117 km/h *1000 m/km / 3600 s/h = 32.5 m/s
Train 1
x = 32.5 t -.5 *.2* t^2
x = 32.5 t - .1 t^2
Train 2
x = 1200 + .5 a (t-10)^2
when do they hit?
32.5t-.1t^2=1200+.5a(t^2-20t+100)
32.5t-.1t^2=1200+ .5at^2-10 at +50 a
(.5a+.1)t^2 -(32.5+10a)t +(50a+1200)= 0
when does t become unreal?
when b^2-4ac = 0
(32.5+10a)^2 -4(.5a+.1)(50a+1200) = 0
1056.25+650a+100a^2-100a^2-2420a-480 = 0
-1770a + 576.25 = 0
a = .326 m/s^2
check my arithmetic !
A train has a velocity of 117 km/ h and discover another train standing stil 1200 meters away. The train starts immediately to brake.

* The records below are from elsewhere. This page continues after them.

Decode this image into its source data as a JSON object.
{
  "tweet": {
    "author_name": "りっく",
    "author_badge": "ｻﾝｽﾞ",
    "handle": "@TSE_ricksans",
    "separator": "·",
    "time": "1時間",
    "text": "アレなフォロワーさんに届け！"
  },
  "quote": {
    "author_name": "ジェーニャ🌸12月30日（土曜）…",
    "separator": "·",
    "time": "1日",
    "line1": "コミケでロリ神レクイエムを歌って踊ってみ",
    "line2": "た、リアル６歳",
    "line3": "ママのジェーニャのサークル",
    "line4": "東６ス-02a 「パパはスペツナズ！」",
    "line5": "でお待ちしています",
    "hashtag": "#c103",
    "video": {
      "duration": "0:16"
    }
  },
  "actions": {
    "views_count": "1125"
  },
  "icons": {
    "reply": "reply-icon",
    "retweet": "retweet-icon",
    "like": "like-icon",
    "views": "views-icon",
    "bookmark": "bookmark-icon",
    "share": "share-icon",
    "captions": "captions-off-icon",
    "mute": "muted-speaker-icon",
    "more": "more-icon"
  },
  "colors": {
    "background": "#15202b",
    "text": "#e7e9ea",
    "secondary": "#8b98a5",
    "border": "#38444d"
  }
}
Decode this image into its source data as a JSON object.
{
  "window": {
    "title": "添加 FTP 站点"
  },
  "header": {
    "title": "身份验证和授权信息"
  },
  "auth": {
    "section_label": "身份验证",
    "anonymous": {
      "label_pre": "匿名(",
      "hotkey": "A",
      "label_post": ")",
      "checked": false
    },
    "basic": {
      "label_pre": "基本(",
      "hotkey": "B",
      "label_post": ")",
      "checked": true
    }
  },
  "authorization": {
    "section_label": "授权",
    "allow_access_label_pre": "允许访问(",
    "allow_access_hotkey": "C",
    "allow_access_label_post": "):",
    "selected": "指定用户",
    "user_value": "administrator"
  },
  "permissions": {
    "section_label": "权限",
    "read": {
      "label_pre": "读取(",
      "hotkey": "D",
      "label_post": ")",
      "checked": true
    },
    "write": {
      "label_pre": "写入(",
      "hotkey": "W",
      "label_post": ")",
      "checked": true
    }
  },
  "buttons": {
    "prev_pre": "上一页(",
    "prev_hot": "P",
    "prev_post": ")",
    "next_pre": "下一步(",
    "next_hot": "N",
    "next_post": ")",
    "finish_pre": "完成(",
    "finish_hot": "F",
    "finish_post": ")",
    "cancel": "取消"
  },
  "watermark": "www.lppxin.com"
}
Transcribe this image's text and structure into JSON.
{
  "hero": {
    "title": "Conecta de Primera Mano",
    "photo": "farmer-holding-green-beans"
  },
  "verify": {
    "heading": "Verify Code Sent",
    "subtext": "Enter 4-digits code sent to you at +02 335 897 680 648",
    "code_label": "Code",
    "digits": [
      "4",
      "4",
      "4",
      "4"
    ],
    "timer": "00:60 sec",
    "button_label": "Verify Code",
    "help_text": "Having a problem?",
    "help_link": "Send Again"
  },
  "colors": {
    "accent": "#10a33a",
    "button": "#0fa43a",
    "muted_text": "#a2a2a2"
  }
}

After 10 seconds the other train finally starts to move away from the first train. The acceleration is equable of both trains. The first trains acceleration is -0.2 m/ s2. What must be the lowest acceleration of the second train if a collision will be avoided?
2 answers
Why does the t become unreal when b^2-4ac = 0? I am trying to do this with pq-form to understand, haven't used the quadratic formula.